Unit: 141 Company
Service Number: 46644 (Formerly: 18922, Lincolnshire Regiment)
Date of Death: 2 December 1917 – Died of wounds
Age: 22 years
Cemetery / Memorial: ORIVAL WOOD CEMETERY, FLESQUIERES
Grave / Panel Ref.: II. A. 31.
George was born in Leadenham, Lincolnshire, in the June quarter 1895, the son of William (Agricultural Labourer) and Harriet Jane (née Hooton) Clarke. Sometime in the next two years the family moved to Ruskington where a younger brother, Joseph was born. (see Footnote below)

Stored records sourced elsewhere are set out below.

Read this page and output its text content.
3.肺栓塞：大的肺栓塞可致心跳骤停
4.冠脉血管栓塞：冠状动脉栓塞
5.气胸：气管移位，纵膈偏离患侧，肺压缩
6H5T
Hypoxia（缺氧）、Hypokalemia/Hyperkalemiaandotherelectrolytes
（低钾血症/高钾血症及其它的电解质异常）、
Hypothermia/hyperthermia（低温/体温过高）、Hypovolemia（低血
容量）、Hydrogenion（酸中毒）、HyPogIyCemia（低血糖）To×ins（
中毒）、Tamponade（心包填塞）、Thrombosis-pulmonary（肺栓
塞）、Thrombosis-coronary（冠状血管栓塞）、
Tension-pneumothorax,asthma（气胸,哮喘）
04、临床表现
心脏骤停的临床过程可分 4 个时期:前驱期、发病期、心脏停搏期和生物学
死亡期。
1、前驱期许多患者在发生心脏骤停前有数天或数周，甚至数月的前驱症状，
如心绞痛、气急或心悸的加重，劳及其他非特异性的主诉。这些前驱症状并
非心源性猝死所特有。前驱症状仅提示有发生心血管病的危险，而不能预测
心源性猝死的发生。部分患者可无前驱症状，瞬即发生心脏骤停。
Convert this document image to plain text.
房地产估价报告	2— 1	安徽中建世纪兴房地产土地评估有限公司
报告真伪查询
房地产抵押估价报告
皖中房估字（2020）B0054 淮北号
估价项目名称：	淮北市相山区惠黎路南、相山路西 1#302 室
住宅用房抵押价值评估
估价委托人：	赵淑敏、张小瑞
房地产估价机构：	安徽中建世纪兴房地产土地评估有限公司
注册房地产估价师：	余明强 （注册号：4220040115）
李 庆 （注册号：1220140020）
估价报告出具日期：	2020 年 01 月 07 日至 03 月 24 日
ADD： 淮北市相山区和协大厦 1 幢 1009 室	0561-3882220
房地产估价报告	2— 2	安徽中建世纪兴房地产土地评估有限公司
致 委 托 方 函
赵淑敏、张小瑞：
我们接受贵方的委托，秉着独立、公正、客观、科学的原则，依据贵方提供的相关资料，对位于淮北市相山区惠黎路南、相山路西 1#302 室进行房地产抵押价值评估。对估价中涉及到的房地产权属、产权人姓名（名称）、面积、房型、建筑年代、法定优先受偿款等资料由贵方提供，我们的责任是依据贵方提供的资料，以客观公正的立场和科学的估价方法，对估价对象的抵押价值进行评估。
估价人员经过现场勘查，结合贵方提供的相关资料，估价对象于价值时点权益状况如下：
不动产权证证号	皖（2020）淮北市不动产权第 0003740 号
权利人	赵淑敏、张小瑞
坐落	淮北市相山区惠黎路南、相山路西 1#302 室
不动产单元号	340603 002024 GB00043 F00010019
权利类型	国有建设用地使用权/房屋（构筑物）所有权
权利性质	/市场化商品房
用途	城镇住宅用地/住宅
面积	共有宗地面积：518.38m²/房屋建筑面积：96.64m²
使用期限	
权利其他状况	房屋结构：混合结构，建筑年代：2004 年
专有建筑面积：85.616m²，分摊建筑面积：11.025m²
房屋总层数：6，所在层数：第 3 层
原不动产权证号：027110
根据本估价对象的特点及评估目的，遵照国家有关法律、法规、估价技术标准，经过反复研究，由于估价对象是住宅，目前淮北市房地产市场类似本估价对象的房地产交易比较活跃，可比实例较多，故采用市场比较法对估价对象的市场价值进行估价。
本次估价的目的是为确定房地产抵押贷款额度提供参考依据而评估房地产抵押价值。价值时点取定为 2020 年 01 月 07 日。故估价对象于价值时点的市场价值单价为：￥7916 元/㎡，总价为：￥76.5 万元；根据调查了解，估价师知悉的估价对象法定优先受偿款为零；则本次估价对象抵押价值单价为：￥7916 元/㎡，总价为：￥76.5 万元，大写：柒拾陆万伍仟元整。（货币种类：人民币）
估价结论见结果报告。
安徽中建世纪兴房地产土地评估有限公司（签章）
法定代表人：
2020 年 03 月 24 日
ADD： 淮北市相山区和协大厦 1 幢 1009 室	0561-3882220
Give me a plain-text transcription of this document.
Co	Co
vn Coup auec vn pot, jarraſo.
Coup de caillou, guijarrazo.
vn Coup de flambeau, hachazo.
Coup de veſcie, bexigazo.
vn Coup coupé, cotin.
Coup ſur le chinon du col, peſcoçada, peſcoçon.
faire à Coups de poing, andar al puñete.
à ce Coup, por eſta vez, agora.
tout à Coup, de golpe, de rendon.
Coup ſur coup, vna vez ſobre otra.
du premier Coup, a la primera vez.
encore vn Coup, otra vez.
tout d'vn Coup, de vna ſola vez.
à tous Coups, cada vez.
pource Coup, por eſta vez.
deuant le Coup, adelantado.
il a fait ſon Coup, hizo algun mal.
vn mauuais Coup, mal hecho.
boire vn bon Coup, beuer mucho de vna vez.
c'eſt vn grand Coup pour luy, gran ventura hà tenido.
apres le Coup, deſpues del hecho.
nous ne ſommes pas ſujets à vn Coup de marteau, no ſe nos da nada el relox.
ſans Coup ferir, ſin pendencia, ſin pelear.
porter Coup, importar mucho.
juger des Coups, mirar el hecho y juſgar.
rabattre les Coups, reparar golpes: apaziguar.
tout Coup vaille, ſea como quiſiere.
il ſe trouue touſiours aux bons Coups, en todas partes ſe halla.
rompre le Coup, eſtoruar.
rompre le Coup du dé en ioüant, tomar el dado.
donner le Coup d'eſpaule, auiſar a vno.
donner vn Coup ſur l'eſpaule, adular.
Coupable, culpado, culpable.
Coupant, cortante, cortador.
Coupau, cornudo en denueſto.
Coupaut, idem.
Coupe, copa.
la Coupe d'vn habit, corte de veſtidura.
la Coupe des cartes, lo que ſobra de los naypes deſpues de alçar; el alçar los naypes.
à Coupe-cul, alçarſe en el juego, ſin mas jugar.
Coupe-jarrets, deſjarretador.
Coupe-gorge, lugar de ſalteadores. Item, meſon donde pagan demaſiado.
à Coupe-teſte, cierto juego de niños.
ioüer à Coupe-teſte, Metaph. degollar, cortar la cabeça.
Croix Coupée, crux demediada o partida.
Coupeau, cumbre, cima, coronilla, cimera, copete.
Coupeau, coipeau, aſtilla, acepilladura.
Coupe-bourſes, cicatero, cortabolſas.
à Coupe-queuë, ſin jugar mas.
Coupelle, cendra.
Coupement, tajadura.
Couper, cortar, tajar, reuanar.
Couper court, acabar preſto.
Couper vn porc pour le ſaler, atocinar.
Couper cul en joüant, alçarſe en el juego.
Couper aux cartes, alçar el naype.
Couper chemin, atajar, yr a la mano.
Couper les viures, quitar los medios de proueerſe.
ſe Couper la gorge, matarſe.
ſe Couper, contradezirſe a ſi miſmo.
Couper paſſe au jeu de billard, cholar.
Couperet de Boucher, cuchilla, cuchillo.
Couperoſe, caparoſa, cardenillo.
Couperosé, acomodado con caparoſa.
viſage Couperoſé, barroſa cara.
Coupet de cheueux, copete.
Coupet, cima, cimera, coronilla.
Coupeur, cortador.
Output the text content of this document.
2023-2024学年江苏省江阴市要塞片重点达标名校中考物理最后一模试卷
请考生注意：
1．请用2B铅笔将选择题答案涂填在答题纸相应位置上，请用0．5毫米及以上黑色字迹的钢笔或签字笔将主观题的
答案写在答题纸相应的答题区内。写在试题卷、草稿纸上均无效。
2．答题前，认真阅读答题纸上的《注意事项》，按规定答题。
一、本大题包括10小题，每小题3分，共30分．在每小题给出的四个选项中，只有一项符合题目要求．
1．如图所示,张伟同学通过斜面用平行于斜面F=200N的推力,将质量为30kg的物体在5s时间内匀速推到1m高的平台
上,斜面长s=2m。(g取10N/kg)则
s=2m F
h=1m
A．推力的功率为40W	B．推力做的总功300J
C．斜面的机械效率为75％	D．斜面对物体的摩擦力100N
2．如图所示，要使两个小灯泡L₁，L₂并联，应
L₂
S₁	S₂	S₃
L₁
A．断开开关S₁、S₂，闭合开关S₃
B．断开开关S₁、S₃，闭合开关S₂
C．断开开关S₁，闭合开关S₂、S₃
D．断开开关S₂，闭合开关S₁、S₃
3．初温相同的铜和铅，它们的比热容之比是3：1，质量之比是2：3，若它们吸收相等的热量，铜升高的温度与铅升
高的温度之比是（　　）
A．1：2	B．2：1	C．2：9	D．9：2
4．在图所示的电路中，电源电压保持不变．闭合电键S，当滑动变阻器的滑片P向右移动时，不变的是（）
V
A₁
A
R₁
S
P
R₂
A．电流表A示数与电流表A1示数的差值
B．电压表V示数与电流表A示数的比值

By 1901 (Census RG 13/3047) the family had moved to ‘The Lodge Cottages’, Ashby de la Launde, Lincolnshire. In 1911 (Census RG 14/19616) the family were at the same address and George was working as a “Labourer on a Farm”.
After George’s death, on 30 April 1918 George’s mother, Harriett Jane, received the total of his effects amounting to £10 7s. 8d. (£10.38 – a relative value of about £750 today ). In November 1919 she received a further amount of £9 10s (£9.50 – about £630 today) as a War Gratuity.
With effect from 6 November 1918 Harriett was awarded a combined Pension of 10s per week for her two sons (£0.50 – about £35 p.w. today), George and Joseph, who had also been killed in action on 20 November 1916. (see Footnote below) At that time she was living at 170 Heythorp Street, London, SW18.
After the War the CWGC recorded George’s parents living at High Street, Leadenham, Lincolnshire. Father, William, died, aged 65, in the June quarter 1932, and his widow, Harriett, in the June quarter 1939, aged 72.
George does not seem to have lived in Ruskington for any length of time apart from the period either side of his brother’s birth. For this reason his name does not appear on any of Ruskington’s ‘official’ War Memorials. (see other commemorations below)
George initially enlisted in The Lincolnshire Regiment (Private 18922) at Lincoln, before transferring to the Machine Gun Corps and being posted to the 141st Company. His Service Papers have not survived but his Medal Index Card indicates he did not enter France until after the end of 1915.
The 141st Company was formed on 2 December 1915 in 141st (5th London) Brigade, 47th (2nd London) Division.
Shortly after formation of the MGC the Vickers Gun became the standard weapon used. The gun weighed 28.5 lbs. (13 kgs.), the water for cooling it 10 lbs. (4.5. kgs.) and the tripod on which it stood a further 20 lbs. (9 kgs). Bullets were carried in a canvas belt which held 250 rounds, this would last the team 30 seconds as the gun fired 500 rounds a minute.
The gun required a team of four – two to carry the equipment and two spare men.
In 1916 George’s Company fought during the German attack on Vimy Ridge and captured High Wood during the Battle of Flers-Courcelette, Battle of the Somme. Also The Battle of Transloy Ridges and the attacks on the Butte de Warlencourt.
In 1917 they were in action in The Battle of Messines, The Third Battle of Ypres (Passchendaele) and The Cambrai Operations, where they captured Bourlon Wood and fought against the German counter-attacks of 30 November to 3 December, where George lost his life.
At Bourlon, the Germans suffered many casualties. British units displayed reckless determination; one group of eight British machine-guns fired over 70,000 rounds against the German advance. Maybe George was one of this group. He was on of 7 men of the 141st Company to be killed during the 4 days before the German attack was repulsed.
The CWGC Concentration of Graves Report shows that George was originally buried in Grave I.B.157, Flesquières Chateau British Cemetery, which was near the Havrincourt road and just outside the Chateau grounds. It was used by fighting units from November 1917 to March 1918. He was re-buried in Orival Wood British Cemetery on 9th April 1930.
George’s younger brother, Pte. 40379 Joseph CLARKE, served with the Worcestershire Regiment and was killed in action on 20 November 1916.